Enumerating metabolite-atom mappings across reactions

We then precompute an atom tracing dictionary mapping the (carbon) atom in the stoichiometric copy of a substrate to its product atom position across each reaction.

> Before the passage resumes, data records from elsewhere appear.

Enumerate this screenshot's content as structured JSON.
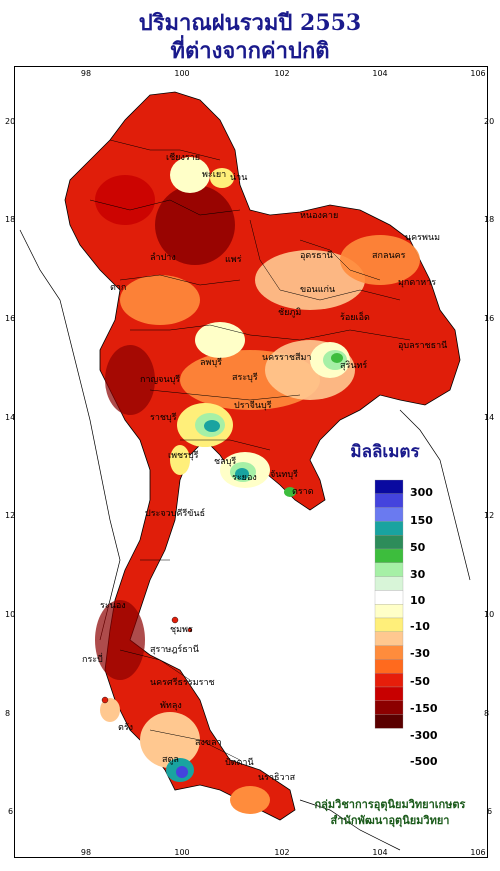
{
  "title_line1": "ปริมาณฝนรวมปี 2553",
  "title_line2": "ที่ต่างจากค่าปกติ",
  "legend": {
    "unit": "มิลลิเมตร",
    "labels": [
      "300",
      "150",
      "50",
      "30",
      "10",
      "-10",
      "-30",
      "-50",
      "-150",
      "-300",
      "-500"
    ],
    "colors": [
      "#0a0aa0",
      "#4444dd",
      "#6a7af0",
      "#19a3a0",
      "#2d8c5a",
      "#3dbd3d",
      "#a6f0a6",
      "#d8f5d8",
      "#ffffff",
      "#ffffc8",
      "#ffef7a",
      "#ffc890",
      "#ff8c3c",
      "#ff6a1e",
      "#e61e0a",
      "#c80000",
      "#8c0000",
      "#5a0000"
    ]
  },
  "axes": {
    "lon_ticks": [
      "98",
      "100",
      "102",
      "104",
      "106"
    ],
    "lat_ticks": [
      "20",
      "18",
      "16",
      "14",
      "12",
      "10",
      "8",
      "6"
    ]
  },
  "credit_line1": "กลุ่มวิชาการอุตุนิยมวิทยาเกษตร",
  "credit_line2": "สำนักพัฒนาอุตุนิยมวิทยา",
  "place_labels": [
    "เชียงราย",
    "พะเยา",
    "น่าน",
    "หนองคาย",
    "ลำปาง",
    "แพร่",
    "อุดรธานี",
    "นครพนม",
    "สกลนคร",
    "ขอนแก่น",
    "มุกดาหาร",
    "ร้อยเอ็ด",
    "นครราชสีมา",
    "สุรินทร์",
    "อุบลราชธานี",
    "ชัยภูมิ",
    "ลพบุรี",
    "สระบุรี",
    "กาญจนบุรี",
    "ราชบุรี",
    "ปราจีนบุรี",
    "ชลบุรี",
    "ระยอง",
    "จันทบุรี",
    "ตราด",
    "เพชรบุรี",
    "ประจวบคีรีขันธ์",
    "ชุมพร",
    "ระนอง",
    "สุราษฎร์ธานี",
    "นครศรีธรรมราช",
    "กระบี่",
    "ตรัง",
    "พัทลุง",
    "สงขลา",
    "สตูล",
    "ปัตตานี",
    "นราธิวาส",
    "ตาก"
  ]
}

# Precompute atom tracing dictionary
D_C = precompute_atom_tracing_dictionary(S, ms, atom_max, atom) # S must be Matrix{Int16}
D_C
Dict{NTuple{4, Int64}, Tuple{Int64, Int64}} with 62 entries:
  (3, 2, 1, 3)  => (5, 2)
  (2, 2, 1, 6)  => (4, 2)
  (1, 2, 1, 2)  => (3, 2)
  (2, 5, 1, 2)  => (4, 5)
  (9, 1, 1, 7)  => (6, 2)
  (6, 1, 1, 6)  => (9, 2)
  (9, 1, 1, 8)  => (10, 1)
  (3, 3, 1, 5)  => (6, 2)
  (2, 9, 1, 6)  => (4, 9)
  (3, 4, 1, 5)  => (6, 1)
  (9, 2, 1, 7)  => (6, 1)
  (2, 1, 1, 2)  => (4, 1)
  (6, 2, 1, 6)  => (9, 1)
  (9, 2, 1, 8)  => (10, 2)
  (2, 8, 1, 2)  => (4, 8)
  (3, 6, 1, 3)  => (5, 4)
  (2, 6, 1, 6)  => (4, 6)
  (2, 10, 1, 2) => (4, 10)
  (1, 6, 1, 2)  => (3, 6)
  ⋮             => ⋮

Conclusion

All of the code/functions described above are wrapped into preprocess_all_for_atomic_chmc(). If this wrapper function fails, you may need to step through these individual pre-processing functions to identify the error.